TERESA NOTO

(Palermo, 1947). Dopo gli studi accademici, nei 40 anni della sua attività artistica ha esposto in mostre personali in diversi importanti Musei nazionali ed internazionali  ed è stata invitata alle maggiori mostre collettive nazionali da prestigiosi storici dell’arte. Per citare le più recenti: 2010, XIV Biennale d’Arte Sacra Contemporanea, Museo Stauros, Isola del Gran Sasso, a c. di G. Di Genova; 2010, Premio Internazionale Limen Arte, Palazzo Gagliardi,Vibo Valentia, a c. di G. Di Genova;  2011, Arte a Mantova 2000-2010 –Verifiche e Nuove Presenze a c. di C. Cerritelli, Casa del Mantegna, Mantova; 2011, 54° Biennale di Venezia – Padiglione Italia, Palazzo delle Esposizioni, Torino, a c. di V. Sgarbi; 2012, EmotionArt, Castello di Montalto Torinese, a c. di G. Cassini; 2013, Premio Internazionale Limen Arte 2013, Vibo Valentia, a c. di G. Di Genova;  2014, La materia e il colore, Palazzo Lomellini, Carmagnola, a c. di E. Rabbione;2018, Donne e Madonne nell’Arte, Palazzo Lomellini, Carmagnola a c. di E.Rabbione;2018, Italian Contemporary Art, 17h Expo, Chengdu (China); 2019, II Biennale Internazionale Donna, Trieste;2020, Biennale internazionale d’arte Sacra delle Religioni dell’Umanità, Morsasco, a c. della Fondazione Donà delle Rose. Venezia.

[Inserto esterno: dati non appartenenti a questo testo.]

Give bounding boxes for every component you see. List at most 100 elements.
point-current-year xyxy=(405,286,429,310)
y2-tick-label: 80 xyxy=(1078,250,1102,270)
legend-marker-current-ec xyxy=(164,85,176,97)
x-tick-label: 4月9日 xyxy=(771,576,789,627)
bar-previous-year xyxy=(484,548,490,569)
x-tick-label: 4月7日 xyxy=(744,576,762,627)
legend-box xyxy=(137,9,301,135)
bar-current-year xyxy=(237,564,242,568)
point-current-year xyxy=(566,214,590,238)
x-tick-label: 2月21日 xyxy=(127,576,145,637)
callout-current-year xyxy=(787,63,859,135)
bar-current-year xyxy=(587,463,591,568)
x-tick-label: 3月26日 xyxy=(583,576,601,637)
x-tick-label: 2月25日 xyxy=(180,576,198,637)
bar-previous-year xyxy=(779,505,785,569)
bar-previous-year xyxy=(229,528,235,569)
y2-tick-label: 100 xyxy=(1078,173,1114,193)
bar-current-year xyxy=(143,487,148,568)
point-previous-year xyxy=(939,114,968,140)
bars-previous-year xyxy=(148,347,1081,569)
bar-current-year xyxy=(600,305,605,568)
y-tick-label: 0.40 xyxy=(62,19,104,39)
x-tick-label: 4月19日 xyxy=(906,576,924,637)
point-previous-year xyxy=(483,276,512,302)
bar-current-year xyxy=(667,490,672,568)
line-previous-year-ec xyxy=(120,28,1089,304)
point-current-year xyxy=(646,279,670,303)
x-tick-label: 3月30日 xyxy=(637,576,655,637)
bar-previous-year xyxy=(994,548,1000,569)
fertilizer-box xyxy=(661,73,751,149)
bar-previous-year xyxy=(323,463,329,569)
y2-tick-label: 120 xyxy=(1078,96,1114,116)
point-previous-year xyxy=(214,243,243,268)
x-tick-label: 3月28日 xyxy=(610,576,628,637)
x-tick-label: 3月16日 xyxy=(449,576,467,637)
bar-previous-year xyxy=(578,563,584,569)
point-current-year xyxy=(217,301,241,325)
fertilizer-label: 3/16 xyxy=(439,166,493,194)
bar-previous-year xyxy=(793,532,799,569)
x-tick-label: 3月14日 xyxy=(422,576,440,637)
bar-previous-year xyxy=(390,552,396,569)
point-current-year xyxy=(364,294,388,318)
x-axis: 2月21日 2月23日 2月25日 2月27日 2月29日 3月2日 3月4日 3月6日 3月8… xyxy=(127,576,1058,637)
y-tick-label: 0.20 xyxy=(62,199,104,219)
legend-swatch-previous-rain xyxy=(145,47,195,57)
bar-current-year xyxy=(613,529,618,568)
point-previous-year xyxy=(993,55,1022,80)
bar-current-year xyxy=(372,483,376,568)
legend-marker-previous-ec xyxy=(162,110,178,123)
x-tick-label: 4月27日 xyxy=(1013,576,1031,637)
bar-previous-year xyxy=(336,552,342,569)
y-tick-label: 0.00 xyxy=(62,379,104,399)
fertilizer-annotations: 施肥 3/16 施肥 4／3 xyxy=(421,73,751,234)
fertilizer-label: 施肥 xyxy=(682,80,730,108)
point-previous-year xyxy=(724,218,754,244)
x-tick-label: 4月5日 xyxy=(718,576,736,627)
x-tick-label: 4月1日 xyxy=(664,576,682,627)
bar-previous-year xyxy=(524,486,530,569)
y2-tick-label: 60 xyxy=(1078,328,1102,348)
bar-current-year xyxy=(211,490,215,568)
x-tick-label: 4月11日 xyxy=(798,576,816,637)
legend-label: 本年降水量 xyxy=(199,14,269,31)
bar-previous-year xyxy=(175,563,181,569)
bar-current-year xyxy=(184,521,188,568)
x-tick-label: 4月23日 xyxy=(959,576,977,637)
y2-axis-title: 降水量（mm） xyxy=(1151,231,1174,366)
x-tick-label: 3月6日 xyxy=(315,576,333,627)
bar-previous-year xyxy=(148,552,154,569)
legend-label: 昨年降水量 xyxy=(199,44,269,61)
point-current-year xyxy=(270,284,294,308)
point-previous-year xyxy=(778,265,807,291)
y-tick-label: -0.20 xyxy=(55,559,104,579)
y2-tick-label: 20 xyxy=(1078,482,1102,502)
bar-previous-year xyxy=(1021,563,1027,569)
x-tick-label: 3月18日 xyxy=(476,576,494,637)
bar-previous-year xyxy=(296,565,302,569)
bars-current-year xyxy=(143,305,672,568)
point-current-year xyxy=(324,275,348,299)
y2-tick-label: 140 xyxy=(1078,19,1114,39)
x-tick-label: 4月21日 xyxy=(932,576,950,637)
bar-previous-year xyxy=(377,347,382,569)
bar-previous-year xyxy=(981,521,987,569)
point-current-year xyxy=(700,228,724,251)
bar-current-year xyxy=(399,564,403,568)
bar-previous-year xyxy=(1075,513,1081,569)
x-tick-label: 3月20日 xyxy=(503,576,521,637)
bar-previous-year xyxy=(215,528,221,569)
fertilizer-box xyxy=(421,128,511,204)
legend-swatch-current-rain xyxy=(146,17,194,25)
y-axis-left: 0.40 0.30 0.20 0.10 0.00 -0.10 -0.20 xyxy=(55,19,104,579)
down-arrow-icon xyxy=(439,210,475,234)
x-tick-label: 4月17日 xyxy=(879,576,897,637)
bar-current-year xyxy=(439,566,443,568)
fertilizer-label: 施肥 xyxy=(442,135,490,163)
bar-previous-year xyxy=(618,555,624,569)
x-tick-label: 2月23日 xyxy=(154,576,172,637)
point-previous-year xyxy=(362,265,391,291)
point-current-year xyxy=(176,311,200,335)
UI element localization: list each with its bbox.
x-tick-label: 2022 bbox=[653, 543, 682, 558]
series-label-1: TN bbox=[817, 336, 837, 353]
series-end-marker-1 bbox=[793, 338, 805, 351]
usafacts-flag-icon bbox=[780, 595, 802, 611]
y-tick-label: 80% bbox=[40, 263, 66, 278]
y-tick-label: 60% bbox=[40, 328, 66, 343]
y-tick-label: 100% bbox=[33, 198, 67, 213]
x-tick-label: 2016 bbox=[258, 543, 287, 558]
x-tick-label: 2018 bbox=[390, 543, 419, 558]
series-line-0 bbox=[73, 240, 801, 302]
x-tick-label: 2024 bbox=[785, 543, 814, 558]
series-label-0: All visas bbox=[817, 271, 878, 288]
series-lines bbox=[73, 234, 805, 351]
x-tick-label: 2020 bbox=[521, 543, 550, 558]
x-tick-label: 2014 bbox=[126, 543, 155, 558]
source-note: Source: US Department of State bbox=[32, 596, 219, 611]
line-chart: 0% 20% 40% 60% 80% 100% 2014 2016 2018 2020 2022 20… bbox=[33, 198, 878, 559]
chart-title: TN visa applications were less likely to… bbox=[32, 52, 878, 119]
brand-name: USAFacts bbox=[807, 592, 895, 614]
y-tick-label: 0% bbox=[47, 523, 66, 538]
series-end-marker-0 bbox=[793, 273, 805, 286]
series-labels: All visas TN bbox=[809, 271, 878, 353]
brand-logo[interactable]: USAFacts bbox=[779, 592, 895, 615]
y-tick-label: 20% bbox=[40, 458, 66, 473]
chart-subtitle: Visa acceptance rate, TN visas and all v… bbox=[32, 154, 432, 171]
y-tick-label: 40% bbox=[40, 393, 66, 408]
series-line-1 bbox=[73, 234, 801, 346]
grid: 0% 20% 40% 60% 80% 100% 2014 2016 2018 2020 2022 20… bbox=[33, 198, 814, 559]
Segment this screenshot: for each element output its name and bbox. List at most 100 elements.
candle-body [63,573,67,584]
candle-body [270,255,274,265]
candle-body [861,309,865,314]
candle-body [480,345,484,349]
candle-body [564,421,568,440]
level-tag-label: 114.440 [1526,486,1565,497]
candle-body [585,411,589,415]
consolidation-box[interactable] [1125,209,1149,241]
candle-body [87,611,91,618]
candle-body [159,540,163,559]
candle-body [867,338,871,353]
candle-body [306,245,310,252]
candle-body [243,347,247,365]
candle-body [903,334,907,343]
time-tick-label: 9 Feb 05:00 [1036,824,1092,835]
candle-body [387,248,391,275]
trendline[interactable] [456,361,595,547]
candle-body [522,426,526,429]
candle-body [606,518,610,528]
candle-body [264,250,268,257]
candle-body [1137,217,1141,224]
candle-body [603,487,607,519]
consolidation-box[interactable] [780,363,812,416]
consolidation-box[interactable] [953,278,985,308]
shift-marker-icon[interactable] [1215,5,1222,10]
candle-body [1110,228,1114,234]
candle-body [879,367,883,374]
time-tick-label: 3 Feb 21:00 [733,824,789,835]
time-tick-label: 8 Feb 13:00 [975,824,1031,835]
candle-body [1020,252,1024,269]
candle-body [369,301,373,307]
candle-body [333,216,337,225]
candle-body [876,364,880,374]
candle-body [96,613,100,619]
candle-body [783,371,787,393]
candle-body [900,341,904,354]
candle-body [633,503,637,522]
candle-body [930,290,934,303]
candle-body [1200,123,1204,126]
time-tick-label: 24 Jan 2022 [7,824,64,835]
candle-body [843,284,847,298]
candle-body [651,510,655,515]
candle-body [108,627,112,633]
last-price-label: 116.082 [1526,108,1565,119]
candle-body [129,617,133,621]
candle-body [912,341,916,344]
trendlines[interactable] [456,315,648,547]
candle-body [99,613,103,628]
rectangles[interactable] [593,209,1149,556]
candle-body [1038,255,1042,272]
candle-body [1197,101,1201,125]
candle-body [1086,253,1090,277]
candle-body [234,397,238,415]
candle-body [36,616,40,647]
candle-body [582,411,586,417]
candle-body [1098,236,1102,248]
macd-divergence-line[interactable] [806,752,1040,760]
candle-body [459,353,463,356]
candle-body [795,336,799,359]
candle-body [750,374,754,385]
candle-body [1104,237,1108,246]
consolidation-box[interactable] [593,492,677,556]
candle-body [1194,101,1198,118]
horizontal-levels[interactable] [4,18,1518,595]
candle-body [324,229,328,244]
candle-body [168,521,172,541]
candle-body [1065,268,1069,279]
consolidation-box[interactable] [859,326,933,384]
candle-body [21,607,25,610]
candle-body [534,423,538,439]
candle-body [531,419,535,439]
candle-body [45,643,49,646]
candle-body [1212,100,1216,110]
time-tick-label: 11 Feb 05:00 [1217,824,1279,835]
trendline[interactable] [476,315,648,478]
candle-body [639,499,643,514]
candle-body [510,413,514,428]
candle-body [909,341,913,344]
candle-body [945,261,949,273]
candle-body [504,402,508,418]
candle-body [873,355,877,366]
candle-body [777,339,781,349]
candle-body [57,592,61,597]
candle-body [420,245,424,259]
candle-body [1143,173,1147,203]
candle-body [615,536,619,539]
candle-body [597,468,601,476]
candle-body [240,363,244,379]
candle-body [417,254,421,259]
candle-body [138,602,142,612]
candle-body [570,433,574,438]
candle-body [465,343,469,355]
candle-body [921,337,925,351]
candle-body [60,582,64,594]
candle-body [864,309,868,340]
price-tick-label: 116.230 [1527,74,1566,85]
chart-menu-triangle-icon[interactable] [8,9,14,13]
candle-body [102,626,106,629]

Studio – Via Serraiolo, 27 (46031) Bagnolo San Vito (MN) tel – 349 3185836)

ter.noto@gmail.comhttps://sites.google.com/site/nototeresa

https://www.facebook.com/teresanoto.artistavisiva

 

Spazio temporale (sicCovid transit)2020 tecnica mista su tela cm100x150

Il Covid-19 nella sua drammaticità e con un numero altissimo di vittime e contagi, ha aperto il famoso vaso di Pandora, un’apocalisse da cui siamo stati investiti e che ci ha trovato inermi di fronte a questo immane pericolo invisibile, ma palpabile nella psiche e nella vita di tutti noi. Siamo stati accomunati da questo comune nemico contro il quale le uniche armi sono il distanziamento sociale e affettivo, una specie di morte dell’anima dalla quale risulta difficile riprendersi, se non si hanno gli strumenti adeguati e che ognuno si crea come può. Siamo stati accompagnati, in questi mesi bui, dalla costante presenza in tutte le ore e TV da virologi e medici che ci aggiornavano sul numero dei decessi e contagiati in immagini drammatiche di corpi in terapia intensiva che non si sapeva se avrebbero superato la crisi respiratoria o diventare un numero nell’immenso lutto collettivo.

Tutte le nostra attività si sono fermate per più di due mesi ed ora sembra di trovarsi nell’anno Zero, dove tutto deve ricominciare, una luce dopo il buio? Speriamo. Una lezione forse l’umanità ha imparato, che l’ambiente e la natura ci si rivolta contro se non impariamo a rispettarli, la Terra (Gaia), è dimostrato, si comporta come un essere vivente e ci sta lanciando un messaggio che dobbiamo cogliere: la vita, il rispetto per il nostro pianeta che è la nostra casa, l’unica che abbiamo, deve essere prioritario rispetto all’egoismo di chi inquina in nome del profitto; il virus galoppa sulle particelle dell’inquinamento.